Ludwig van Beethoven (1770-1827)
Zwölf Variationen über das Thema „Ein Mädchen oder Weibchen“ aus Mozarts Oper „Die Zauberflöte“ op. 66 (1798)
Ludwig van Beethoven
Sieben Variationen über das Thema „Bei Männern, welche Liebe fühlen“ aus Mozarts Oper „Die Zauberflöte“ Kinsky-Halm WoO 46 (1801)
Wolfgang Amadeus Mozart (1756-1791)
„Anfang eines Adagios“ für Violoncello und Klavier nach dem Fragment KV 480a (1790)

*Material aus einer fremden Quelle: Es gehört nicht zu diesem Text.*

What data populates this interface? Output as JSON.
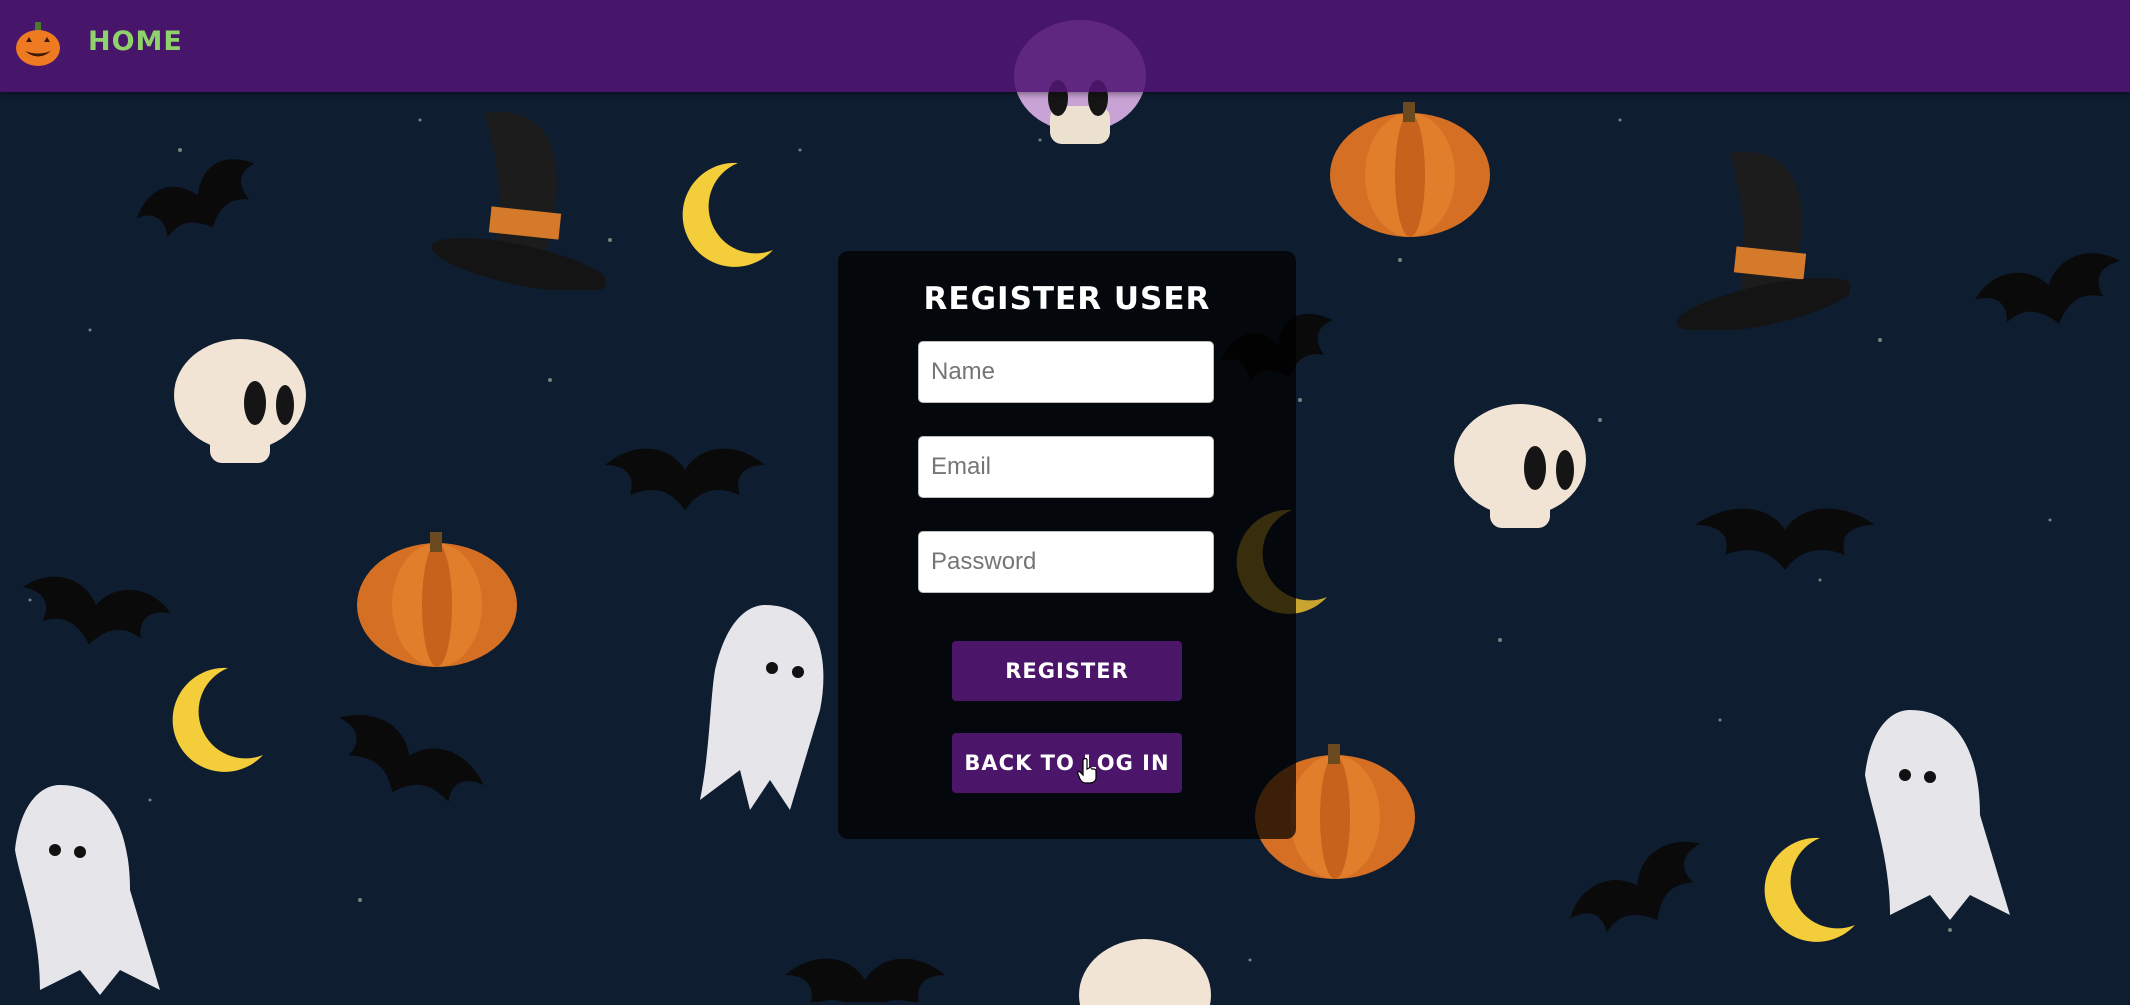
{
  "nav": {
    "home_label": "HOME"
  },
  "form": {
    "title": "REGISTER USER",
    "name_placeholder": "Name",
    "email_placeholder": "Email",
    "password_placeholder": "Password",
    "register_label": "REGISTER",
    "back_label": "BACK TO LOG IN"
  },
  "colors": {
    "background": "#0f1d30",
    "navbar": "#501673",
    "nav_link": "#8fd16a",
    "button": "#4b1569"
  },
  "icons": {
    "logo": "jack-o-lantern-icon",
    "background_pattern": [
      "bat-icon",
      "ghost-icon",
      "skull-icon",
      "pumpkin-icon",
      "moon-icon",
      "witch-hat-icon"
    ]
  }
}
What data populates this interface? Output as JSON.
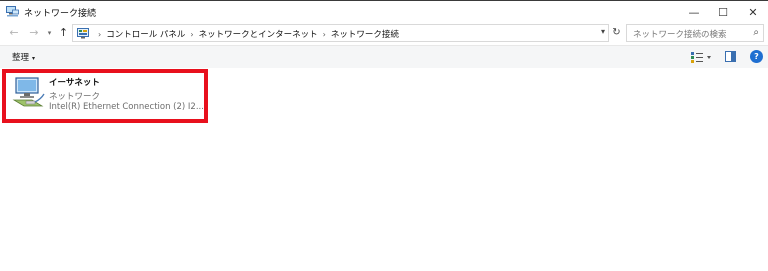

Franz Xaver Mozart (1791-1844)
„Grande Sonate für Klavier und Violoncello (oder Violine) E-Dur, op. 19 Nottelmann WV VI: 13 (1814)
(Amadame Josephine de Baroni, geborene Comtesse Castiglioni gewidmet)
Ludwig van Beethoven
Sonate für Klavier und Violoncello A-Dur, op. 69 (1809)

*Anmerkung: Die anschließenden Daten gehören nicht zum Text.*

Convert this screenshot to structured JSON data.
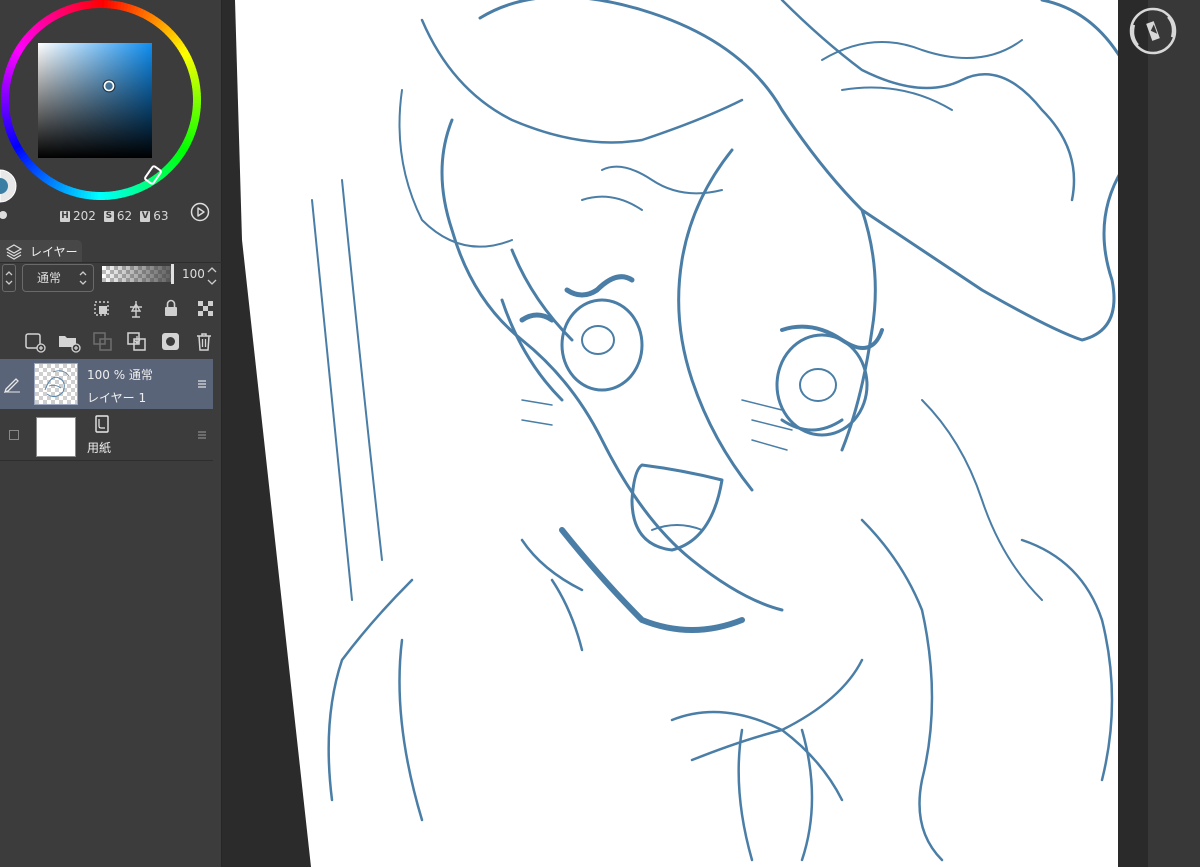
{
  "color": {
    "h": 202,
    "s": 62,
    "v": 63,
    "h_key": "H",
    "s_key": "S",
    "v_key": "V",
    "current_color": "#3a7fa3"
  },
  "layer_panel": {
    "tab_label": "レイヤー",
    "blend_mode": "通常",
    "opacity": 100,
    "opacity_display": "100"
  },
  "layers": [
    {
      "name": "レイヤー 1",
      "info": "100 % 通常",
      "selected": true
    },
    {
      "name": "用紙",
      "selected": false
    }
  ],
  "icons": {
    "layers_tab": "layers-stack-icon",
    "play": "play-circle-icon",
    "rotate_reset": "canvas-rotate-reset-icon",
    "pen": "pen-icon",
    "menu": "hamburger-icon",
    "paper": "paper-icon"
  },
  "theme": {
    "panel_bg": "#3c3c3c",
    "selected_row": "#5a6479",
    "stroke_color": "#4a7ea6"
  }
}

(dem Freiherrn Ignaz von Gleichenstein gewidmet)

Wenn eine exzellente Pianistin und ein hervorragender Cellist eine CD mit ausgezeichneter Musik aufnehmen, kann eigentlich nur etwas Außergewöhnliches draus werden, oder? Wenn dazu noch ein hochqualifizierter Tonmeister zur Verfügung steht,  kann sich das Ergebnis sowohl vom Musikalischen als auch vom Tontechnischen her hören und sehen lassen, wie die vorliegende CD zeigt. So ein direkt aufgenommener Flügel und ein wohlklingendes Violoncello sind selten in der weitgehenden Balance, kein Wunder, dass die Musik wie im echten Raum zu entstehen scheint. Natürlich sind das – bis auf eine Ausnahme – keine Novitäten, die man da zu hören bekommt, aber das Wie ist es eben, das den Unterschied macht. Auch wenn ich mir an einigen wenigen Stellen das Klavier zugunsten des Cellos etwas weniger im Vordergrund gewünscht hätte, so höre ich doch die beiderseitige Lust am Spiel und an der Gemeinsamkeit des Musizierens. Mit aller Energie und Spielfreude wird hier gespielt. Und die Sonate von Mozarts Sohn Franz Xaver ist eine echte Entdeckung, die seine quälenden Selbstzweifel im Nachhinein Lügen straft, ein absolut gelungenes Werk, dessen drei Sätze durchaus beeindrucken. Besonders das Andante espressivo lässt an musikalischer Tiefe und melodischem Reichtum nichts zu wünschen übrig.
Die Beethoven’sche Sonate op. 69 ist zum Abschluss natürlich das Stück, um die Möglichkeiten dieser Instrumental-Kombination, die ja auch heute mit den verschiedensten Musiker-Persönlichkeiten gut im Konzert vertreten ist, besonders eindrucksvoll zur Geltung zu bringen. So bleibt nur zu wünschen, die beiden Musiker nicht nur auf CD, sondern als Steigerung live im Konzert zu hören.